In a report titled “Living longer: implications of childlessness among tomorrow’s older population” the Office for National Statistics (ONS) warned demand for formal social care is set to triple by 2045.
“In the future, there will be more older people and a higher proportion of those will be childless. Because adult children are the most common providers of informal social care to their parents at older ages, this is likely to increase the demand for paid-for care,” the report says.
The trend, which will see the number of childless women in England and Wales rise from 23,000 last year to 66,313 in 25 years, results from the fact that ‘baby boomer’ women born in 1965 are twice as likely never to have had children as females born immediately after the Second World War.

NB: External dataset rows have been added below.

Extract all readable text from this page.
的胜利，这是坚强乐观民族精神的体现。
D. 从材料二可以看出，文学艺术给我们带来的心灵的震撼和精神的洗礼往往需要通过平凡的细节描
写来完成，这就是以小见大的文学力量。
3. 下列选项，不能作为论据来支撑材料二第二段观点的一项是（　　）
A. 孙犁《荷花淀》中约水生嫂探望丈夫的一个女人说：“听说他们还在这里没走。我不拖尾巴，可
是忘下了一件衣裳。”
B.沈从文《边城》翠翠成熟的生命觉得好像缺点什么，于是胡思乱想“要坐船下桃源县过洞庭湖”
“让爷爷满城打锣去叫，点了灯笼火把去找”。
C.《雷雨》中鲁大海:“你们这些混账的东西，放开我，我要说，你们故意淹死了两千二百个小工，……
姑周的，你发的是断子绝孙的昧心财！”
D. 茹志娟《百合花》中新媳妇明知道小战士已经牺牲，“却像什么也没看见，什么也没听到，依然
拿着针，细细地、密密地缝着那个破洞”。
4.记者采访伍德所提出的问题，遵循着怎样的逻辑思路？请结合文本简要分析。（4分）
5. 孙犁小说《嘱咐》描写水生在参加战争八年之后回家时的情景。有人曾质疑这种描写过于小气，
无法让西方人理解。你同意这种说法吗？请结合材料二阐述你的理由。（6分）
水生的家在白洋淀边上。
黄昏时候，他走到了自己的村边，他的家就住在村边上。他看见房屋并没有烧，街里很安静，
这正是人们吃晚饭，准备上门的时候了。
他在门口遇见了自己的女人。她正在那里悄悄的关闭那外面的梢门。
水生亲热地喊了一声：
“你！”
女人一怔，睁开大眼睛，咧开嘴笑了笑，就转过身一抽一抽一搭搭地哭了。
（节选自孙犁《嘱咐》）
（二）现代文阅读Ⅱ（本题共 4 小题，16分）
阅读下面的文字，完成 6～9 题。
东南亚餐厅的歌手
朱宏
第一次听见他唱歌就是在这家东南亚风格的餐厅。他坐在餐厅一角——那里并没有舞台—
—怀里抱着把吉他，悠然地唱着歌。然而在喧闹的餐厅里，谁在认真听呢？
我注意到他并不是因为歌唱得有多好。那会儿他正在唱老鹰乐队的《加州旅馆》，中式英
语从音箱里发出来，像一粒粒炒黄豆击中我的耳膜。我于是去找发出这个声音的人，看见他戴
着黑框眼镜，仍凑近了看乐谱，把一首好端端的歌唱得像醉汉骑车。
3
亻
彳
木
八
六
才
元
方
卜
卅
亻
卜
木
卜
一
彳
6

The ONS figures came after government data released last month showed fertility rates in Britain to be at their lowest since before the Second World War, with a third of births delivered to foreign-born mothers.
Media analysis and commentary on the report centred on what the figures mean for the social care system in Britain, with the Centre for Ageing Better’s director, Catherine Foot, commenting: “Without action to fix our social care system, we risk sleepwalking into a crisis.”

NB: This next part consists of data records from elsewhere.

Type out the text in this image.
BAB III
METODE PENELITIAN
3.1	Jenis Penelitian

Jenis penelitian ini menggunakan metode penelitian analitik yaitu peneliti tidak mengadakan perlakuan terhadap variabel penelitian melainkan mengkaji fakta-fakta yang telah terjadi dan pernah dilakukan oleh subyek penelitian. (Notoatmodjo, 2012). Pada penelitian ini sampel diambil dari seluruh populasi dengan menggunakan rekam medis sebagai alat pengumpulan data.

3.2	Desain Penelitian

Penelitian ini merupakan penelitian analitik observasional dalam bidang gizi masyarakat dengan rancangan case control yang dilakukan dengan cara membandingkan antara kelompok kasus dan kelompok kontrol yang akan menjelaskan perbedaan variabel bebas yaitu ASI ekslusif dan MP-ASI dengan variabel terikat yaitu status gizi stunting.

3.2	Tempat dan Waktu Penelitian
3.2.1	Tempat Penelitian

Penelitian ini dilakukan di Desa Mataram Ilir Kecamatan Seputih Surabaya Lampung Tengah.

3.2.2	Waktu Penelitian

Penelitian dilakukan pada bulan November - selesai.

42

The British establishment seems uninterested, however, in increasing fertility rates despite research consistently showing that childlessness is involuntary in most cases, often as a state women simply “drift into” rather than choose.
While 25 per cent of women with degrees in Britain ultimately go on to have no children, only eight per cent of female university graduates expressed the desire to remain childless, according to a 2014 study.

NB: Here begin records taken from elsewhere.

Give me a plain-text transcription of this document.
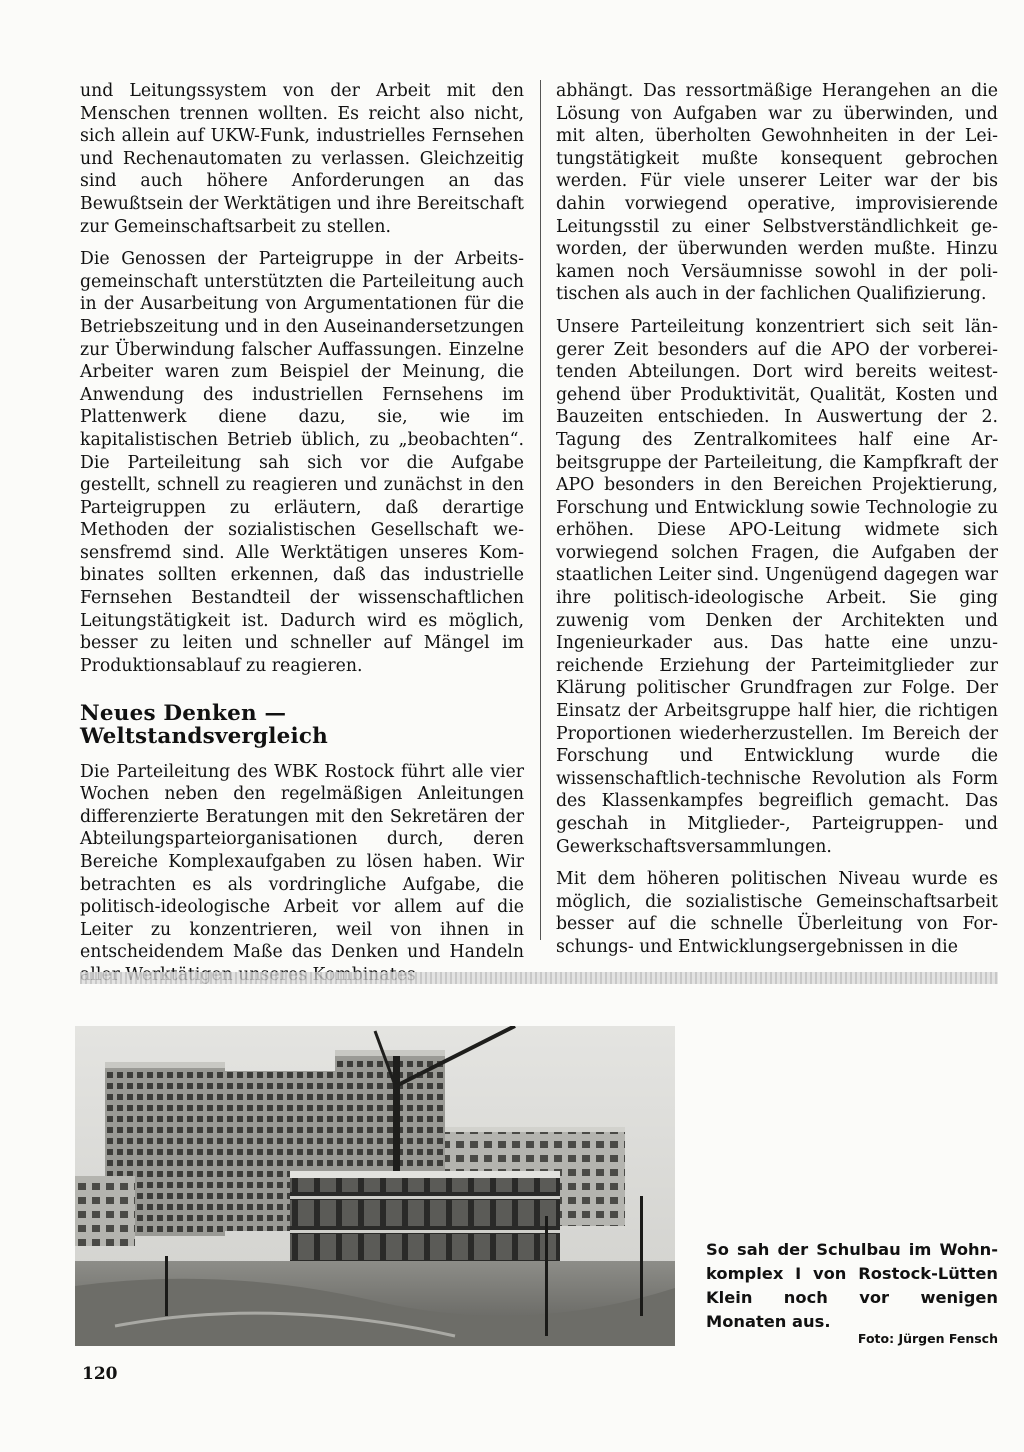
und Leitungssystem von der Arbeit mit den Menschen trennen wollten. Es reicht also nicht, sich allein auf UKW-Funk, industrielles Fernsehen und Rechenautomaten zu verlassen. Gleichzeitig sind auch höhere Anforderungen an das Bewußtsein der Werktätigen und ihre Bereitschaft zur Gemeinschaftsarbeit zu stellen.

Die Genossen der Parteigruppe in der Arbeitsgemeinschaft unterstützten die Parteileitung auch in der Ausarbeitung von Argumentationen für die Betriebszeitung und in den Auseinandersetzungen zur Überwindung falscher Auffassungen. Einzelne Arbeiter waren zum Beispiel der Meinung, die Anwendung des industriellen Fernsehens im Plattenwerk diene dazu, sie, wie im kapitalistischen Betrieb üblich, zu „beobachten“. Die Parteileitung sah sich vor die Aufgabe gestellt, schnell zu reagieren und zunächst in den Parteigruppen zu erläutern, daß derartige Methoden der sozialistischen Gesellschaft wesensfremd sind. Alle Werktätigen unseres Kombinates sollten erkennen, daß das industrielle Fernsehen Bestandteil der wissenschaftlichen Leitungstätigkeit ist. Dadurch wird es möglich, besser zu leiten und schneller auf Mängel im Produktionsablauf zu reagieren.

Neues Denken — Weltstandsvergleich

Die Parteileitung des WBK Rostock führt alle vier Wochen neben den regelmäßigen Anleitungen differenzierte Beratungen mit den Sekretären der Abteilungsparteiorganisationen durch, deren Bereiche Komplexaufgaben zu lösen haben. Wir betrachten es als vordringliche Aufgabe, die politisch-ideologische Arbeit vor allem auf die Leiter zu konzentrieren, weil von ihnen in entscheidendem Maße das Denken und Handeln

abhängt. Das ressortmäßige Herangehen an die Lösung von Aufgaben war zu überwinden, und mit alten, überholten Gewohnheiten in der Leitungstätigkeit mußte konsequent gebrochen werden. Für viele unserer Leiter war der bis dahin vorwiegend operative, improvisierende Leitungsstil zu einer Selbstverständlichkeit geworden, der überwunden werden mußte. Hinzu kamen noch Versäumnisse sowohl in der politischen als auch in der fachlichen Qualifizierung.

Unsere Parteileitung konzentriert sich seit längerer Zeit besonders auf die APO der vorbereitenden Abteilungen. Dort wird bereits weitestgehend über Produktivität, Qualität, Kosten und Bauzeiten entschieden. In Auswertung der 2. Tagung des Zentralkomitees half eine Arbeitsgruppe der Parteileitung, die Kampfkraft der APO besonders in den Bereichen Projektierung, Forschung und Entwicklung sowie Technologie zu erhöhen. Diese APO-Leitung widmete sich vorwiegend solchen Fragen, die Aufgaben der staatlichen Leiter sind. Ungenügend dagegen war ihre politisch-ideologische Arbeit. Sie ging zuwenig vom Denken der Architekten und Ingenieurkader aus. Das hatte eine unzureichende Erziehung der Parteimitglieder zur Klärung politischer Grundfragen zur Folge. Der Einsatz der Arbeitsgruppe half hier, die richtigen Proportionen wiederherzustellen. Im Bereich der Forschung und Entwicklung wurde die wissenschaftlich-technische Revolution als Form des Klassenkampfes begreiflich gemacht. Das geschah in Mitglieder-, Parteigruppen- und Gewerkschaftsversammlungen.

Mit dem höheren politischen Niveau wurde es möglich, die sozialistische Gemeinschaftsarbeit besser auf die schnelle Überleitung von Forschungs- und Entwicklungsergebnissen in die

So sah der Schulbau im Wohnkomplex I von Rostock-Lütten Klein noch vor wenigen Monaten aus.
Foto: Jürgen Fensch
120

In 2015, Britain was urged to include lessons on fertility in sex education schooling by an NHS consultant in reproductive medicine who reported that widespread ignorance on the subject had resulted in disappointment for many couples who had left it too late to conceive.
“You would be surprised how many women don’t realise the huge impact age has on their fertility,” Professor Geeta Nargund told The Guardian.
“Women come to me at 38 and say ‘I wish somebody had told me that age had such a big effect on fertility’. Even educated women. They’re not necessarily educated about fertility,” she said.
Denmark took action on the issue of involuntary childlessness in 2015, shifting the focus of sex education classes from avoiding pregnancy to encouraging young people to consider having children at a younger age, before their fertility drops.
“That lack of knowledge [about the age at which women’s fertility declines] can mean that people end up not having children or not having the number of children they want,” said Danish Family Planning Association chief Bjarne Christensen.
“Young people want between two and three children and they are having between one and two. Most people are getting fewer than they thought they could have, and fewer than they wanted,” he said.
With research finding that economic concerns are a major driver in low fertility rates, the conservative governments in Hungary and Poland have pursued pro-family policies, using financial incentives to support young people to have more children rather than mass, third world immigration to offset an ageing population.
Earlier this week Hungary hailed its pro-child policies, which include financial support and tax relief for families, as “an impressive success story”, with the number of marriages doubling from a year earlier while fertility rose 5.5 per cent in just 12 months.